Brian Wolfer of the state wildlife department said if a cougar is tracked down, wildlife officials will kill it and then check for a DNA match with DNA left on hiker Diana Bober, 55, whose body was found Monday almost two weeks after she was last heard from.
Wolfer acknowledged that other cougars might be killed, but said killing and testing is the only option and that capturing a mountain lion in the steep terrain isn't an option.
Bober's death marked the first fatal attack by a wild cougar in Oregon and the second in the Pacific Northwest this year.

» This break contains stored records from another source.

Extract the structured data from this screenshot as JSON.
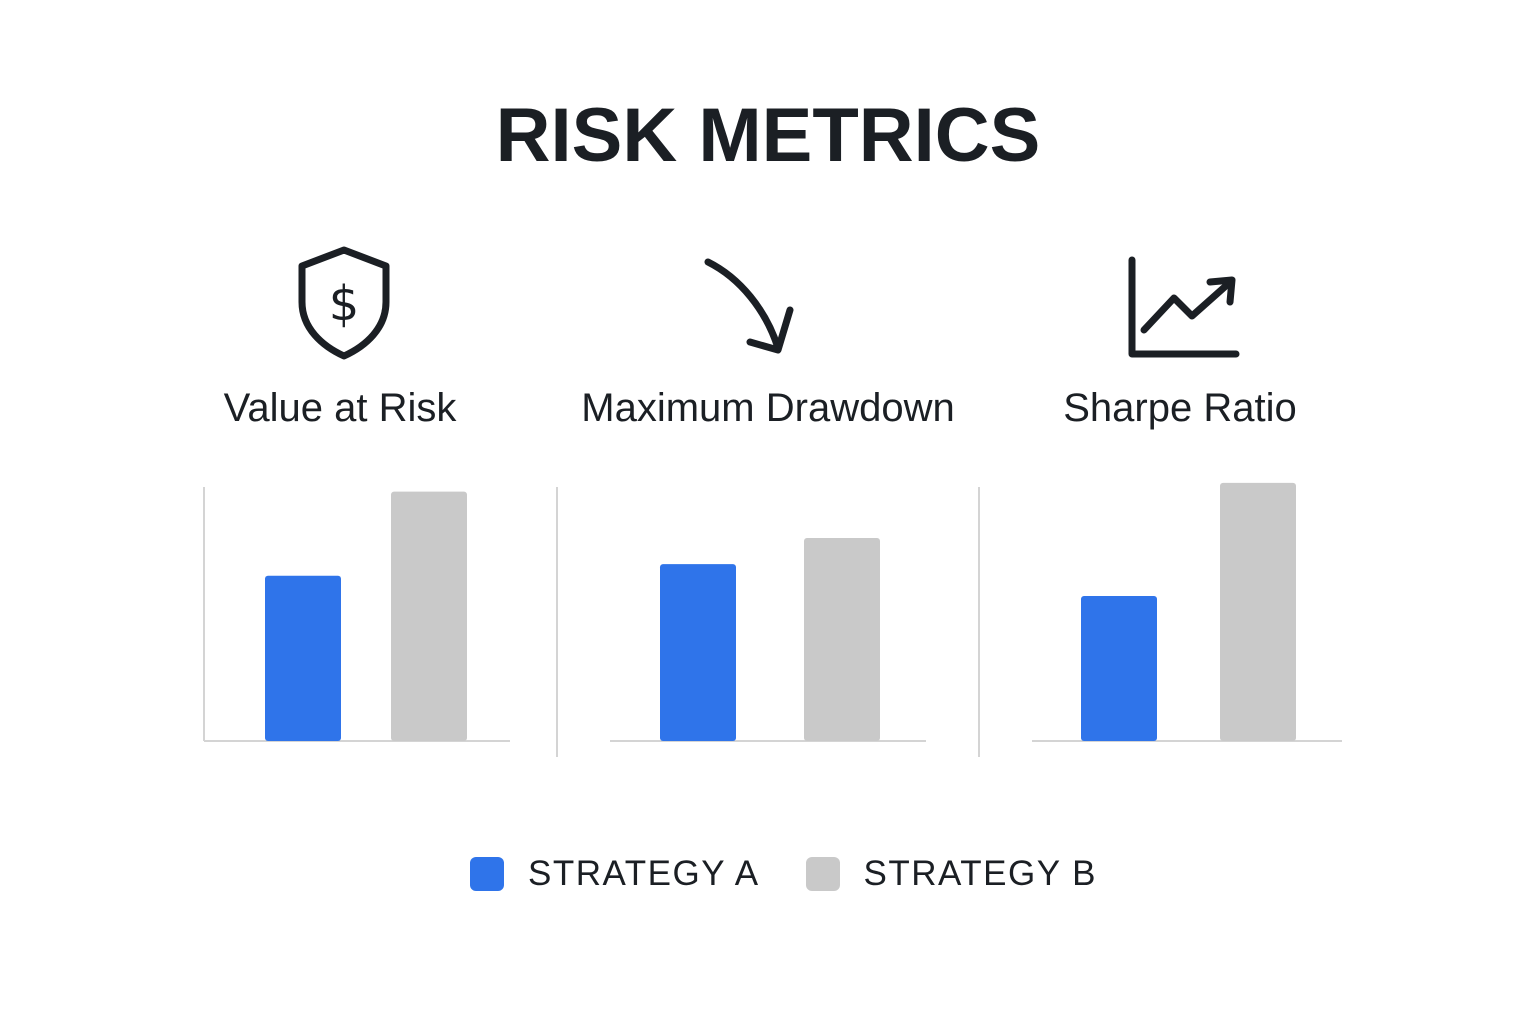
{
  "title": "RISK METRICS",
  "colors": {
    "strategy_a": "#2f74ea",
    "strategy_b": "#c9c9c9",
    "axis": "#d4d4d4",
    "icon": "#1b1f24"
  },
  "metrics": [
    {
      "label": "Value at Risk",
      "icon": "shield-dollar-icon"
    },
    {
      "label": "Maximum Drawdown",
      "icon": "down-curve-arrow-icon"
    },
    {
      "label": "Sharpe Ratio",
      "icon": "line-chart-up-icon"
    }
  ],
  "legend": [
    {
      "label": "STRATEGY A",
      "color": "#2f74ea"
    },
    {
      "label": "STRATEGY B",
      "color": "#c9c9c9"
    }
  ],
  "chart_data": [
    {
      "type": "bar",
      "title": "Value at Risk",
      "categories": [
        "STRATEGY A",
        "STRATEGY B"
      ],
      "values": [
        0.57,
        0.86
      ],
      "ylim": [
        0,
        1
      ],
      "grid": false
    },
    {
      "type": "bar",
      "title": "Maximum Drawdown",
      "categories": [
        "STRATEGY A",
        "STRATEGY B"
      ],
      "values": [
        0.61,
        0.7
      ],
      "ylim": [
        0,
        1
      ],
      "grid": false
    },
    {
      "type": "bar",
      "title": "Sharpe Ratio",
      "categories": [
        "STRATEGY A",
        "STRATEGY B"
      ],
      "values": [
        0.5,
        0.89
      ],
      "ylim": [
        0,
        1
      ],
      "grid": false
    }
  ]
}
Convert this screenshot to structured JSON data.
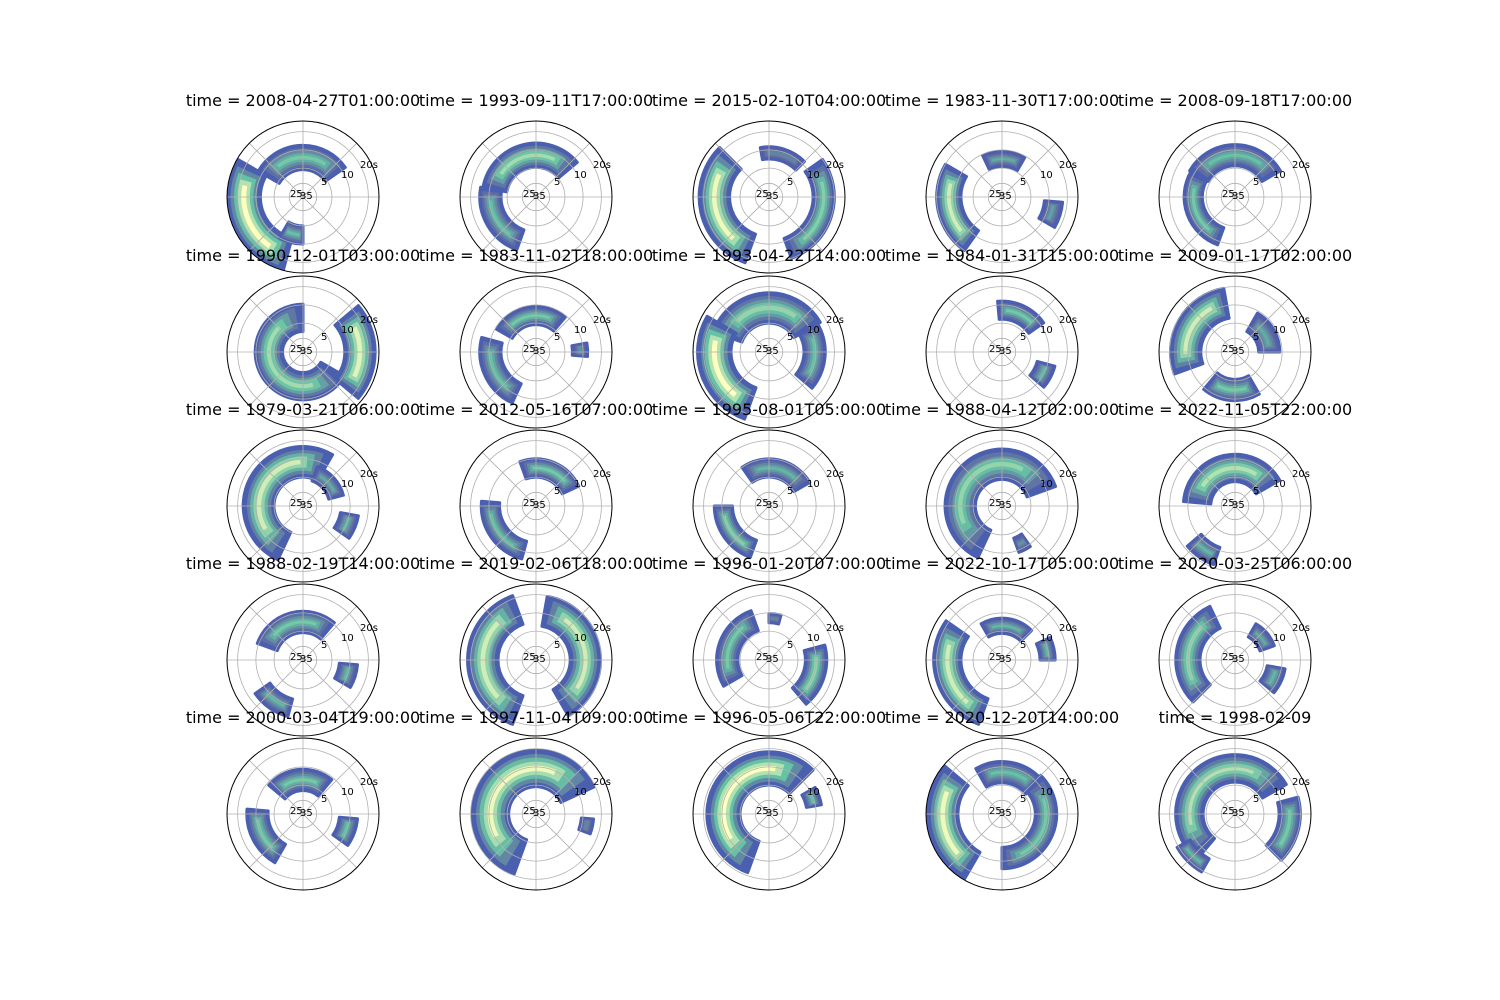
{
  "figure": {
    "rows": 5,
    "cols": 5
  },
  "chart_data": {
    "type": "heatmap",
    "projection": "polar",
    "colormap": "Spectral_r (blue to yellow)",
    "colors": {
      "low": "#5e4fa2",
      "mid": "#66c2a5",
      "high": "#ffffbf",
      "edge": "#4a5fb0"
    },
    "r_tick_labels": [
      "25",
      "5",
      "10",
      "20s"
    ],
    "r_tick_label_extra": "35",
    "grid": true,
    "panels": [
      {
        "title": "time = 2008-04-27T01:00:00",
        "blobs": [
          {
            "a0": 35,
            "a1": 150,
            "r": 0.52,
            "w": 0.16,
            "i": 0.55
          },
          {
            "a0": 150,
            "a1": 255,
            "r": 0.78,
            "w": 0.22,
            "i": 1.0
          },
          {
            "a0": 240,
            "a1": 270,
            "r": 0.5,
            "w": 0.12,
            "i": 0.5
          }
        ]
      },
      {
        "title": "time = 1993-09-11T17:00:00",
        "blobs": [
          {
            "a0": 40,
            "a1": 170,
            "r": 0.55,
            "w": 0.16,
            "i": 0.7
          },
          {
            "a0": 170,
            "a1": 250,
            "r": 0.6,
            "w": 0.14,
            "i": 0.5
          }
        ]
      },
      {
        "title": "time = 2015-02-10T04:00:00",
        "blobs": [
          {
            "a0": 135,
            "a1": 250,
            "r": 0.72,
            "w": 0.2,
            "i": 0.95
          },
          {
            "a0": 45,
            "a1": 100,
            "r": 0.58,
            "w": 0.08,
            "i": 0.3
          },
          {
            "a0": -70,
            "a1": 35,
            "r": 0.72,
            "w": 0.14,
            "i": 0.6
          }
        ]
      },
      {
        "title": "time = 1983-11-30T17:00:00",
        "blobs": [
          {
            "a0": 60,
            "a1": 115,
            "r": 0.5,
            "w": 0.1,
            "i": 0.4
          },
          {
            "a0": 150,
            "a1": 235,
            "r": 0.7,
            "w": 0.16,
            "i": 0.85
          },
          {
            "a0": -30,
            "a1": -5,
            "r": 0.68,
            "w": 0.12,
            "i": 0.35
          }
        ]
      },
      {
        "title": "time = 2008-09-18T17:00:00",
        "blobs": [
          {
            "a0": 30,
            "a1": 150,
            "r": 0.55,
            "w": 0.14,
            "i": 0.5
          },
          {
            "a0": 150,
            "a1": 250,
            "r": 0.55,
            "w": 0.12,
            "i": 0.55
          }
        ]
      },
      {
        "title": "time = 1990-12-01T03:00:00",
        "blobs": [
          {
            "a0": 90,
            "a1": 330,
            "r": 0.45,
            "w": 0.18,
            "i": 0.7
          },
          {
            "a0": -40,
            "a1": 40,
            "r": 0.75,
            "w": 0.2,
            "i": 0.9
          }
        ]
      },
      {
        "title": "time = 1983-11-02T18:00:00",
        "blobs": [
          {
            "a0": 50,
            "a1": 150,
            "r": 0.48,
            "w": 0.12,
            "i": 0.55
          },
          {
            "a0": 165,
            "a1": 245,
            "r": 0.6,
            "w": 0.14,
            "i": 0.5
          },
          {
            "a0": -5,
            "a1": 10,
            "r": 0.58,
            "w": 0.1,
            "i": 0.3
          }
        ]
      },
      {
        "title": "time = 1993-04-22T14:00:00",
        "blobs": [
          {
            "a0": 30,
            "a1": 160,
            "r": 0.58,
            "w": 0.2,
            "i": 0.65
          },
          {
            "a0": 150,
            "a1": 250,
            "r": 0.72,
            "w": 0.22,
            "i": 1.0
          },
          {
            "a0": -40,
            "a1": 30,
            "r": 0.6,
            "w": 0.14,
            "i": 0.5
          }
        ]
      },
      {
        "title": "time = 1984-01-31T15:00:00",
        "blobs": [
          {
            "a0": 35,
            "a1": 95,
            "r": 0.55,
            "w": 0.12,
            "i": 0.55
          },
          {
            "a0": -40,
            "a1": -15,
            "r": 0.6,
            "w": 0.12,
            "i": 0.45
          }
        ]
      },
      {
        "title": "time = 2009-01-17T02:00:00",
        "blobs": [
          {
            "a0": 100,
            "a1": 200,
            "r": 0.65,
            "w": 0.2,
            "i": 0.85
          },
          {
            "a0": 0,
            "a1": 60,
            "r": 0.45,
            "w": 0.14,
            "i": 0.4
          },
          {
            "a0": 230,
            "a1": 300,
            "r": 0.5,
            "w": 0.14,
            "i": 0.55
          }
        ]
      },
      {
        "title": "time = 1979-03-21T06:00:00",
        "blobs": [
          {
            "a0": 60,
            "a1": 245,
            "r": 0.58,
            "w": 0.2,
            "i": 0.85
          },
          {
            "a0": 15,
            "a1": 70,
            "r": 0.45,
            "w": 0.1,
            "i": 0.4
          },
          {
            "a0": -35,
            "a1": -10,
            "r": 0.62,
            "w": 0.12,
            "i": 0.45
          }
        ]
      },
      {
        "title": "time = 2012-05-16T07:00:00",
        "blobs": [
          {
            "a0": 25,
            "a1": 110,
            "r": 0.5,
            "w": 0.12,
            "i": 0.55
          },
          {
            "a0": 175,
            "a1": 255,
            "r": 0.6,
            "w": 0.12,
            "i": 0.5
          }
        ]
      },
      {
        "title": "time = 1995-08-01T05:00:00",
        "blobs": [
          {
            "a0": 30,
            "a1": 125,
            "r": 0.5,
            "w": 0.12,
            "i": 0.45
          },
          {
            "a0": 180,
            "a1": 250,
            "r": 0.6,
            "w": 0.12,
            "i": 0.6
          }
        ]
      },
      {
        "title": "time = 1988-04-12T02:00:00",
        "blobs": [
          {
            "a0": 20,
            "a1": 245,
            "r": 0.55,
            "w": 0.2,
            "i": 0.65
          },
          {
            "a0": -70,
            "a1": -55,
            "r": 0.55,
            "w": 0.1,
            "i": 0.3
          }
        ]
      },
      {
        "title": "time = 2022-11-05T22:00:00",
        "blobs": [
          {
            "a0": 30,
            "a1": 175,
            "r": 0.5,
            "w": 0.18,
            "i": 0.75
          },
          {
            "a0": 220,
            "a1": 250,
            "r": 0.7,
            "w": 0.12,
            "i": 0.45
          }
        ]
      },
      {
        "title": "time = 1988-02-19T14:00:00",
        "blobs": [
          {
            "a0": 50,
            "a1": 160,
            "r": 0.5,
            "w": 0.14,
            "i": 0.55
          },
          {
            "a0": 215,
            "a1": 255,
            "r": 0.65,
            "w": 0.12,
            "i": 0.45
          },
          {
            "a0": -30,
            "a1": -5,
            "r": 0.6,
            "w": 0.12,
            "i": 0.45
          }
        ]
      },
      {
        "title": "time = 2019-02-06T18:00:00",
        "blobs": [
          {
            "a0": 110,
            "a1": 250,
            "r": 0.7,
            "w": 0.2,
            "i": 0.85
          },
          {
            "a0": -60,
            "a1": 80,
            "r": 0.65,
            "w": 0.2,
            "i": 0.85
          }
        ]
      },
      {
        "title": "time = 1996-01-20T07:00:00",
        "blobs": [
          {
            "a0": 110,
            "a1": 210,
            "r": 0.55,
            "w": 0.14,
            "i": 0.55
          },
          {
            "a0": 75,
            "a1": 90,
            "r": 0.55,
            "w": 0.06,
            "i": 0.3
          },
          {
            "a0": -50,
            "a1": 15,
            "r": 0.62,
            "w": 0.14,
            "i": 0.65
          }
        ]
      },
      {
        "title": "time = 2022-10-17T05:00:00",
        "blobs": [
          {
            "a0": 145,
            "a1": 250,
            "r": 0.72,
            "w": 0.18,
            "i": 0.85
          },
          {
            "a0": 45,
            "a1": 120,
            "r": 0.45,
            "w": 0.1,
            "i": 0.45
          },
          {
            "a0": 0,
            "a1": 25,
            "r": 0.6,
            "w": 0.1,
            "i": 0.45
          }
        ]
      },
      {
        "title": "time = 2020-03-25T06:00:00",
        "blobs": [
          {
            "a0": 115,
            "a1": 225,
            "r": 0.62,
            "w": 0.16,
            "i": 0.65
          },
          {
            "a0": 20,
            "a1": 60,
            "r": 0.45,
            "w": 0.1,
            "i": 0.4
          },
          {
            "a0": -40,
            "a1": -10,
            "r": 0.55,
            "w": 0.12,
            "i": 0.45
          }
        ]
      },
      {
        "title": "time = 2000-03-04T19:00:00",
        "blobs": [
          {
            "a0": 50,
            "a1": 140,
            "r": 0.45,
            "w": 0.14,
            "i": 0.55
          },
          {
            "a0": 175,
            "a1": 240,
            "r": 0.6,
            "w": 0.14,
            "i": 0.55
          },
          {
            "a0": -35,
            "a1": -5,
            "r": 0.6,
            "w": 0.12,
            "i": 0.5
          }
        ]
      },
      {
        "title": "time = 1997-11-04T09:00:00",
        "blobs": [
          {
            "a0": 25,
            "a1": 250,
            "r": 0.6,
            "w": 0.24,
            "i": 0.95
          },
          {
            "a0": -20,
            "a1": -5,
            "r": 0.68,
            "w": 0.08,
            "i": 0.3
          }
        ]
      },
      {
        "title": "time = 1996-05-06T22:00:00",
        "blobs": [
          {
            "a0": 45,
            "a1": 250,
            "r": 0.6,
            "w": 0.22,
            "i": 1.0
          },
          {
            "a0": 10,
            "a1": 30,
            "r": 0.6,
            "w": 0.1,
            "i": 0.5
          }
        ]
      },
      {
        "title": "time = 2020-12-20T14:00:00",
        "blobs": [
          {
            "a0": 140,
            "a1": 240,
            "r": 0.78,
            "w": 0.2,
            "i": 0.95
          },
          {
            "a0": 40,
            "a1": 120,
            "r": 0.55,
            "w": 0.14,
            "i": 0.5
          },
          {
            "a0": -90,
            "a1": 45,
            "r": 0.58,
            "w": 0.14,
            "i": 0.55
          }
        ]
      },
      {
        "title": "time = 1998-02-09",
        "blobs": [
          {
            "a0": 30,
            "a1": 230,
            "r": 0.6,
            "w": 0.18,
            "i": 0.75
          },
          {
            "a0": 210,
            "a1": 240,
            "r": 0.78,
            "w": 0.1,
            "i": 0.45
          },
          {
            "a0": -45,
            "a1": 15,
            "r": 0.72,
            "w": 0.14,
            "i": 0.55
          }
        ]
      }
    ]
  }
}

Investigators have sent DNA from the attack to the National Fish and Wildlife Forensic Lab in Ashland.
Lab Director Ken Goddard said the scientists have the ability to individualize different species like cougars, bears and wolves because of their databases on the animals.
He said the lab has been in Ashland since 1986. Since then, he's only dealt with cases from four fatal animal attacks, including this one.
"It's a rare event fortunately for us humans, but every now and then humans trespass into wildlife habitats where the predator is either looking for food or protecting territory or protecting a mate or cubs," Goddard said.
He said since the case is a top priority, he expects to send back results to investigators this week.